Abbiamo dimenticato la lezione di Antonio Gramsci che ci ricordava come l’indifferenza fosse abulia, parassitismo, vigliaccheria. “Non è vita”, diceva.
Quei morti in mare già non ci trasmettono l’emozione della prima volta, e neanche della seconda. Ricordate come accogliemmo quella foto, l’istantanea della disgrazia e dell’orrore, che raffigurava Aylan, tre anni, il corpo riverso sulla battigia, il capo appena spostato verso le sue tenebre. Quel fagotto rosso scannato dal mare e dagli uomini, a Bodrum in Turchia.
E oggi è già il giorno dopo di un’altra tragedia, l’ultima o la penultima, l’ultimo bimbo o il penultimo che affoga e muore.
Stiamo divenendo platea esausta, corona di spettatori impauriti e fragili, al modo di quelli che nel West assistevano in piazza alle impiccagioni decise dallo sceriffo.
Sono queste a loro modo impiccagioni di Stato, e noi, noi occidentali, decidiamo la vita e la morte, approntiamo questa barbarica selezione naturale.
Matteo Salvini ha visto giusto: il mercato della paura è florido, la solidarietà è divenuta merce invendibile.
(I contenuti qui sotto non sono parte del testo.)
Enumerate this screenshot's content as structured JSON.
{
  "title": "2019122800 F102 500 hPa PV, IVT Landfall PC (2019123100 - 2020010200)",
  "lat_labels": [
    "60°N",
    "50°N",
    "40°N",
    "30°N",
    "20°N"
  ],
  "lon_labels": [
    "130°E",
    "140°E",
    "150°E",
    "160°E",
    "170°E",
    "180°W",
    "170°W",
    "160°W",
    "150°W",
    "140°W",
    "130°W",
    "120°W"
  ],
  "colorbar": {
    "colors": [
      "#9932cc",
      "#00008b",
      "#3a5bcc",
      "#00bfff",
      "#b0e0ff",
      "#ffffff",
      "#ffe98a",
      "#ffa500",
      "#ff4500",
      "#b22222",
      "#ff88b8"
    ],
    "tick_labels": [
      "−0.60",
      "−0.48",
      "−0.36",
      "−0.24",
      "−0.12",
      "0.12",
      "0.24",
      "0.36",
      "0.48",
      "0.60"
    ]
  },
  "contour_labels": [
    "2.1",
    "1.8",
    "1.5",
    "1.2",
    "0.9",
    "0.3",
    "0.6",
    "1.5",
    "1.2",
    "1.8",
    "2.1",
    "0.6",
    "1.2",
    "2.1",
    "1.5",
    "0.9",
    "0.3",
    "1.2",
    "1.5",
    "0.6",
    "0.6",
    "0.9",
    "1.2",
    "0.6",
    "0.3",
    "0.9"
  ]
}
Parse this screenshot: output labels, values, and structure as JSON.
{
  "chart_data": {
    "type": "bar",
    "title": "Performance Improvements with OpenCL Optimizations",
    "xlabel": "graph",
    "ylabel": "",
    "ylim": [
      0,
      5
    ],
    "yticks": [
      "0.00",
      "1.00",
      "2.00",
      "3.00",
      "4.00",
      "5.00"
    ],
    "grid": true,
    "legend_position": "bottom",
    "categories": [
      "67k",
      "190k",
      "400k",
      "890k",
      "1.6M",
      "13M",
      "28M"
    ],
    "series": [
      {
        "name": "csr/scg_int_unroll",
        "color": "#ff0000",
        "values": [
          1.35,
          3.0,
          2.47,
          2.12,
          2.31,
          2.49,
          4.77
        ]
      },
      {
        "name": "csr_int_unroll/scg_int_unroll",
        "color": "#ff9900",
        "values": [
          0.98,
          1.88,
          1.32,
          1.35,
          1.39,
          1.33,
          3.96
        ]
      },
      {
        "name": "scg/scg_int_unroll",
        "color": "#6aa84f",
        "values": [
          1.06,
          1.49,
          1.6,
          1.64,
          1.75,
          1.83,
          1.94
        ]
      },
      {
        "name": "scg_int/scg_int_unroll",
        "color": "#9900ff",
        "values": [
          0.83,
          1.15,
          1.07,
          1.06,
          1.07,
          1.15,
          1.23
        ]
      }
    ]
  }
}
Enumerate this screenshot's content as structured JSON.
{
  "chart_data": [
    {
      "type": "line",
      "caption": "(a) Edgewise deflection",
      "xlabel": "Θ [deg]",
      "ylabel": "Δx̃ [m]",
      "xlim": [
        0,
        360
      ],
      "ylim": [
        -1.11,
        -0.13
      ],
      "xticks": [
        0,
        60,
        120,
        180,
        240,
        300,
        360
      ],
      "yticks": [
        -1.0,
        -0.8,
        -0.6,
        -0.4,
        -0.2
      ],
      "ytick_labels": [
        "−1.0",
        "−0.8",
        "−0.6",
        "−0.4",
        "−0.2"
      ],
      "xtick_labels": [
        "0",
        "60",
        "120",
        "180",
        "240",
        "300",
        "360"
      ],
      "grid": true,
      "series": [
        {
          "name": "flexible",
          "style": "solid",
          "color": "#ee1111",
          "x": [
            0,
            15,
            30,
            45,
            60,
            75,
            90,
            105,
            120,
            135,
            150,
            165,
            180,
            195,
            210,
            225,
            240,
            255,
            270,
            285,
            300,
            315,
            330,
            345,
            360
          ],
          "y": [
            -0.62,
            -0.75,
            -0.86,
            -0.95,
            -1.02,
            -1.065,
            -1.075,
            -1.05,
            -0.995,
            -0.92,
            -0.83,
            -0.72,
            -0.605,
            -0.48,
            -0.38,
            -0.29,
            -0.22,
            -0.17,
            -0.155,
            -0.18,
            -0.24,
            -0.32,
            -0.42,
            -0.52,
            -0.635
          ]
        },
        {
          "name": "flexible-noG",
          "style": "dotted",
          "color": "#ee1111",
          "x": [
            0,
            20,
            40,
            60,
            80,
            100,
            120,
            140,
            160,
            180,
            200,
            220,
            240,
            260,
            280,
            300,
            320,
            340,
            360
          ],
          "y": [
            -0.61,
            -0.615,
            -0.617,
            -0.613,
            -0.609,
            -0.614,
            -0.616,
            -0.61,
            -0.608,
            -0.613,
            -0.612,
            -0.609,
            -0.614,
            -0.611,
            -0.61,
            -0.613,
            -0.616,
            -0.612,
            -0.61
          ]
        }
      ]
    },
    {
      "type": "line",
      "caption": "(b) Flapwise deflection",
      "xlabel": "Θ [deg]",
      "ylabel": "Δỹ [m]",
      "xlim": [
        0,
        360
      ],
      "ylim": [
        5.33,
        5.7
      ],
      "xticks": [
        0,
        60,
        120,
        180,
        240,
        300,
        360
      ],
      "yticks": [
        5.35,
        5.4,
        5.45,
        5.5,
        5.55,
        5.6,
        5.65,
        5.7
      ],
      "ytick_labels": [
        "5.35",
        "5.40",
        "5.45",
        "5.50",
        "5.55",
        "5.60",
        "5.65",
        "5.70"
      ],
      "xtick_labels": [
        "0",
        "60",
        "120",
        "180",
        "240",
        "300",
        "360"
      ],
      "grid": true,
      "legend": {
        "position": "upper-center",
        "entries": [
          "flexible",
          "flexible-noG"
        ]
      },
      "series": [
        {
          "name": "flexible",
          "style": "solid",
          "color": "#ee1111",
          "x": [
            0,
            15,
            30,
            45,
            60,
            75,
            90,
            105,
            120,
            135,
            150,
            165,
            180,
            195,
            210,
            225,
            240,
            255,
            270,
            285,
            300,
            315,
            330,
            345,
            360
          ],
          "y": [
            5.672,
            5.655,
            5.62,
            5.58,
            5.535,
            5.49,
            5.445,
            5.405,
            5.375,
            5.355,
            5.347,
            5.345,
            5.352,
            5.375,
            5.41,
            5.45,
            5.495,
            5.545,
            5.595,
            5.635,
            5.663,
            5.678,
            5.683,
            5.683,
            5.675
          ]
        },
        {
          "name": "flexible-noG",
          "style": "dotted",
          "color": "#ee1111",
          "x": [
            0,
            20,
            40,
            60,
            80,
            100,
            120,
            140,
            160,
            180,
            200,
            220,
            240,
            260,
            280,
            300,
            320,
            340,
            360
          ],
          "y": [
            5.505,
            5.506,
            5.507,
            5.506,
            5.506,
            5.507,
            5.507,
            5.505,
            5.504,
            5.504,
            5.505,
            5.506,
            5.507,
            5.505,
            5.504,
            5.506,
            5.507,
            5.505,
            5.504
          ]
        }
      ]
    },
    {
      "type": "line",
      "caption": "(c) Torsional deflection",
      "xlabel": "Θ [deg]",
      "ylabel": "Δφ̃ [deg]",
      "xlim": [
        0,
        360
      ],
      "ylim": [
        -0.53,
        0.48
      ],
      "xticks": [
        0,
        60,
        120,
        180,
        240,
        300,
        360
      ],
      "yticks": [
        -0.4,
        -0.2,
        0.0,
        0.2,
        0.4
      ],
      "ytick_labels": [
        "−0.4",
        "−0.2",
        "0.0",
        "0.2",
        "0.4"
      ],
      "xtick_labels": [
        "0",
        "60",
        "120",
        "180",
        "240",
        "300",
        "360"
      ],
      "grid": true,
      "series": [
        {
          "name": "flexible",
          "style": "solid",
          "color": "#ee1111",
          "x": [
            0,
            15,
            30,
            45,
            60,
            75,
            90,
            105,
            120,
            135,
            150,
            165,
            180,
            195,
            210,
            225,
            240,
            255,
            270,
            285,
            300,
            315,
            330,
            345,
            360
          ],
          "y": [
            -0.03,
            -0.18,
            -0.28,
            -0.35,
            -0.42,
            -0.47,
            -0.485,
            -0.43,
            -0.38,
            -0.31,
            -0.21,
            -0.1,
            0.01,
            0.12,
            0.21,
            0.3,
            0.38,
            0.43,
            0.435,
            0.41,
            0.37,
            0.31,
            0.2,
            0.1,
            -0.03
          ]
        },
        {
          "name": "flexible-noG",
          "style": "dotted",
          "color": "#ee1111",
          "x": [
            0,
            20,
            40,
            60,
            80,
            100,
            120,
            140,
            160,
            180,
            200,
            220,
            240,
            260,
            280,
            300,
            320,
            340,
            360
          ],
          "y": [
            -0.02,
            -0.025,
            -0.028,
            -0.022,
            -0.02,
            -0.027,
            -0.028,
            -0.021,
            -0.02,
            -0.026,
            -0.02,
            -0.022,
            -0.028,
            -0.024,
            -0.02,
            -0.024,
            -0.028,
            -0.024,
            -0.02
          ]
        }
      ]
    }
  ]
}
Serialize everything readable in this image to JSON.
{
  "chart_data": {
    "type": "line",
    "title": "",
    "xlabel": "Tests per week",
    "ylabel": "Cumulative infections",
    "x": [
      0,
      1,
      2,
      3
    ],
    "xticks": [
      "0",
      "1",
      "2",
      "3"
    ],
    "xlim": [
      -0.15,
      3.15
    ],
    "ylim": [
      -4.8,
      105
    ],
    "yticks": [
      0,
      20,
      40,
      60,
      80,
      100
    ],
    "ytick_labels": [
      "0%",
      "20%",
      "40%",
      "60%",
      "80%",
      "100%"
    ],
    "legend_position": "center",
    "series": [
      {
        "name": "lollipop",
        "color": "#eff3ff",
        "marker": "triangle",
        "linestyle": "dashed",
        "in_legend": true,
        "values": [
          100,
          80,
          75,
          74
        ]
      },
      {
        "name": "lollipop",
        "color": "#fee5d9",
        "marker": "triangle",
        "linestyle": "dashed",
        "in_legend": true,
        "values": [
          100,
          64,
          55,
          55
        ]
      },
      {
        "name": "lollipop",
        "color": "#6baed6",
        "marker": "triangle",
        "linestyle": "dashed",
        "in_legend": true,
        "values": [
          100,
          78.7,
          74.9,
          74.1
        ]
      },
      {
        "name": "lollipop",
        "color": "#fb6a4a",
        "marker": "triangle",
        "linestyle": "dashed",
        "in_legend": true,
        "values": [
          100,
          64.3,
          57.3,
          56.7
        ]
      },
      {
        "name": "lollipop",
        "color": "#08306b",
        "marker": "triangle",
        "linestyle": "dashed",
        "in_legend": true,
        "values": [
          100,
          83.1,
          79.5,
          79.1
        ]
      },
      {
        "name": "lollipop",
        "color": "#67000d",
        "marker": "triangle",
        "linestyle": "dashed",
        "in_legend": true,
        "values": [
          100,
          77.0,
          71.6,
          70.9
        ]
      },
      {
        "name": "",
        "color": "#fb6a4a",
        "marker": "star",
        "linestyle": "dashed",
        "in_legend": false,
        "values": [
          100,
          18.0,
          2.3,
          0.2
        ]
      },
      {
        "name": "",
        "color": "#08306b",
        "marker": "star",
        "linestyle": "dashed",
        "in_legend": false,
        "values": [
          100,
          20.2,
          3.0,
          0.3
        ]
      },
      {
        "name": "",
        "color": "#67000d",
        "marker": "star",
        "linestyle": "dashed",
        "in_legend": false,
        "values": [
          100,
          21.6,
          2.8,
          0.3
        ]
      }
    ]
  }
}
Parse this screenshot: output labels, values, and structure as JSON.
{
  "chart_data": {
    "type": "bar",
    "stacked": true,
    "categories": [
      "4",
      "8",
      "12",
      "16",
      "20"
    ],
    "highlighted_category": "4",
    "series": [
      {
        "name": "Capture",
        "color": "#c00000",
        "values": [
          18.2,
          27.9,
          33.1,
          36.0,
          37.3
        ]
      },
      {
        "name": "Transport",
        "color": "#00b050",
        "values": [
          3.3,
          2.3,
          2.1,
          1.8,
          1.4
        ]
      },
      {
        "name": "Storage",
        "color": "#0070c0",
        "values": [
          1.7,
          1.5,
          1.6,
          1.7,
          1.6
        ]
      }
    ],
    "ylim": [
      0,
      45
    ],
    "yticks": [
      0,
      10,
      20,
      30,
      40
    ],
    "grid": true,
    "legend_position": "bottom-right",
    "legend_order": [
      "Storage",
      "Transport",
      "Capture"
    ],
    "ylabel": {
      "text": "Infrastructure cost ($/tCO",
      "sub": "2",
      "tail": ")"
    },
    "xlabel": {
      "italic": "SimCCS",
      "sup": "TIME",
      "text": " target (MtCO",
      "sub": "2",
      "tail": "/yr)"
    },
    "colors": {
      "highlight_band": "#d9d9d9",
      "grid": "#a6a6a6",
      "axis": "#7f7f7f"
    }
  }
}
E lui alimenta la paura con certosina perizia, badando a tenerla viva come fiaccola di speranza. Lui, il più bravo, e gli altri leader europei ugualmente feroci ma più ipocriti. Lui però è il nostro ministro della Paura.
Arriverà il momento in cui ci stupiremo di noi stessi, della nostra dignità che arranca, di quel che siamo divenuti grazie all’indifferenza che ci ha colti e presi tra le sue dita, come fiori di campo.